We also know that SSDs don't have those issues. Their solid-state nature alleviates the fear of damage due to crashing heads or a worn motor. But because SSDs are virtualized (in that you can't physically map out a static LBA space as you can on a hard drive), there are other variables in play that tend to affect reliability. Firmware is the most significant, and we see its impact in play almost every time an SSD problem is reported.
Over the past three years, Intel's SSD-related bugs have all been stomped out over time with newer firmware. Crucial's issues with link power management on the m4 were solved with a new firmware. And we've seen SandForce's most well-known partner, OCZ, address a number of customer complaints with various firmware versions. In fact, the SandForce situation is particularly unique. Because drive vendors are able to tweak the controller's firmware as a means of differentiation, SandForce-based drives from any given company could conceivably have different issues. That certainly complicates the issue of reliability (or at least consistency).

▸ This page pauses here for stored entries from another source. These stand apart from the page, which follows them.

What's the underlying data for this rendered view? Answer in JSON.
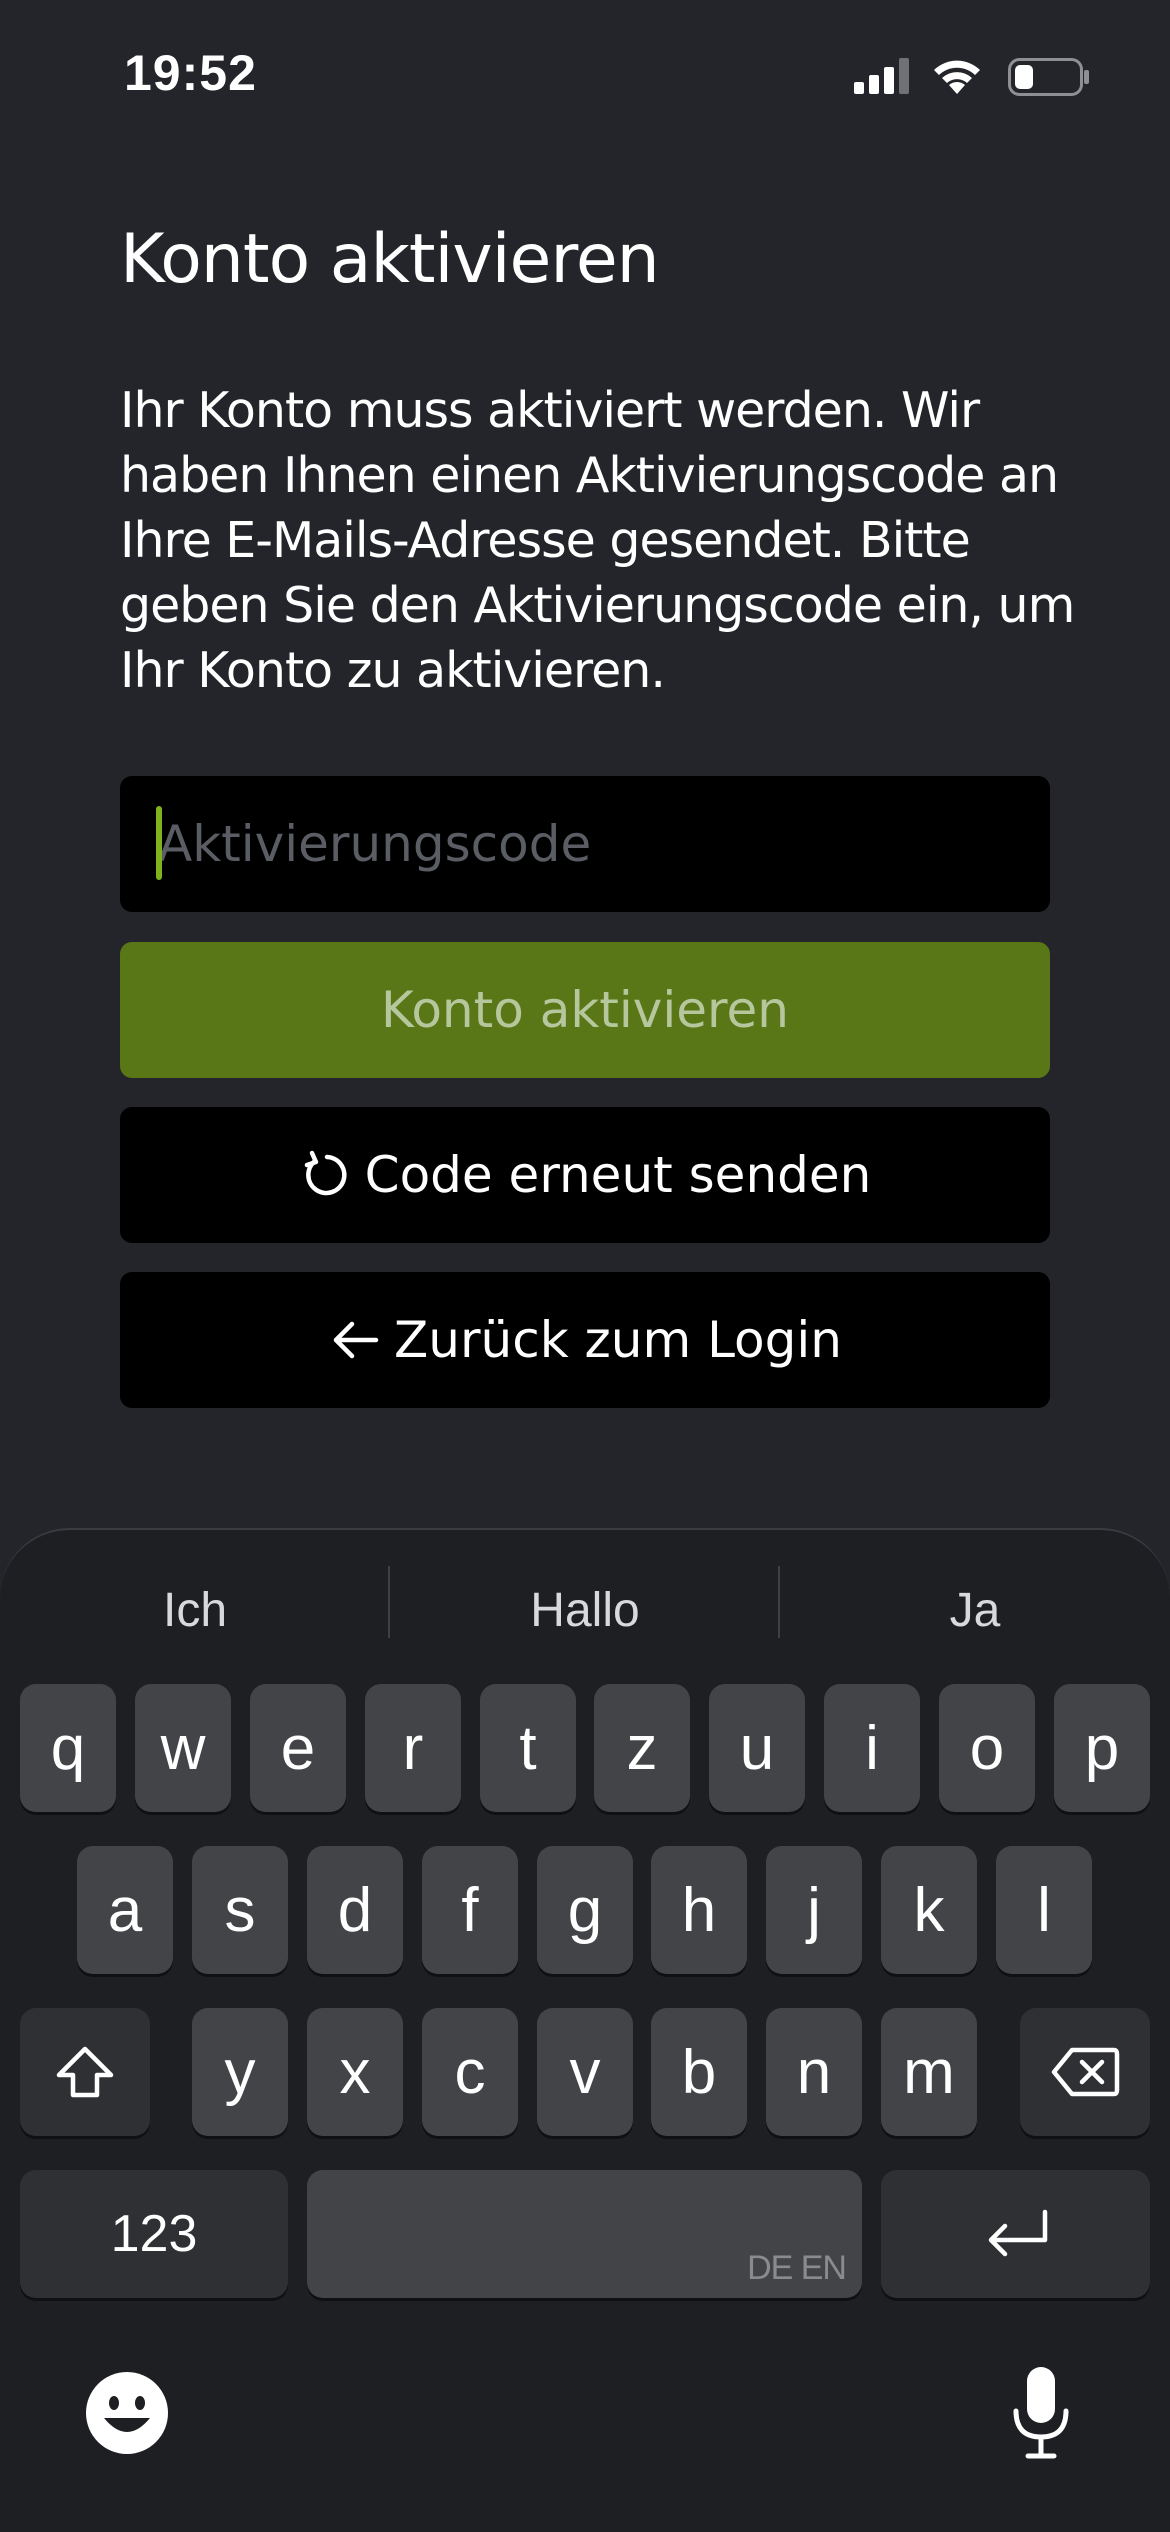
{
  "status_bar": {
    "time": "19:52",
    "icons": [
      "cellular-signal-icon",
      "wifi-icon",
      "battery-low-icon"
    ]
  },
  "page": {
    "title": "Konto aktivieren",
    "description": "Ihr Konto muss aktiviert werden. Wir haben Ihnen einen Aktivierungscode an Ihre E-Mails-Adresse gesendet. Bitte geben Sie den Aktivierungscode ein, um Ihr Konto zu aktivieren.",
    "code_input": {
      "placeholder": "Aktivierungscode",
      "value": ""
    },
    "activate_button": {
      "label": "Konto aktivieren"
    },
    "resend_button": {
      "label": "Code erneut senden",
      "icon": "refresh-icon"
    },
    "back_button": {
      "label": "Zurück zum Login",
      "icon": "arrow-left-icon"
    }
  },
  "colors": {
    "background": "#23252a",
    "accent": "#5a7718",
    "accent_text": "#b6c79e",
    "caret": "#7fb21d",
    "button_dark": "#000000"
  },
  "keyboard": {
    "suggestions": [
      "Ich",
      "Hallo",
      "Ja"
    ],
    "row1": [
      "q",
      "w",
      "e",
      "r",
      "t",
      "z",
      "u",
      "i",
      "o",
      "p"
    ],
    "row2": [
      "a",
      "s",
      "d",
      "f",
      "g",
      "h",
      "j",
      "k",
      "l"
    ],
    "row3": [
      "y",
      "x",
      "c",
      "v",
      "b",
      "n",
      "m"
    ],
    "numbers_key": "123",
    "space_languages": "DE EN",
    "icons": [
      "shift-icon",
      "backspace-icon",
      "return-icon",
      "emoji-icon",
      "microphone-icon"
    ]
  }
}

Specific issues aside, this discussion feeds into our point that there's a need to compare failure numbers across brands. The problem with this is that the way each vendor, reseller, and customer does the math is slightly different, making a true comparison almost impossible.
For example, we were extremely impressed by Intel's reliability presentation at IDF 2011. But in discussions with ZT Systems, the company Intel cited, we discovered that the 0.26% AFR figure doesn't actually take age into account and only covers validated errors. Frankly, if you're an IT manager, you care about unvalidated errors, too. There are situations where you send a defective product back and the manufacturer claims there's no error. This doesn't mean that the drive is problem-free, because it could be suffering from a configuration- or application-oriented issue. We've seen plenty of real-world examples to know that this continues to be a problem.
Unvalidated errors are typically 2x to 3x higher than validated errors. Indeed, ZT System claims an unvalidated failure rate of 0.43% for 155 000 X25-Ms, but again this figure isn't normalized for age, as drives were deployed in groups. According to the company's CTO, Casey Cerretani, the final numbers are still being tabulated, but early estimates peg the unvalidated AFR for the first year closer to 0.7%. Of course, this still doesn't take long-term reliability into account, which is one reason it's difficult to fairly compare solid-state and hard disk drives.
The bottom line is that we now know different reporting methods easily affect the perception of reliability when it comes to digesting vendor data. Moreover, only time will tell if the SSD reliability story will hold up against hard drives. And now you know why they're not as directly comparable as some of the information presented might suggest.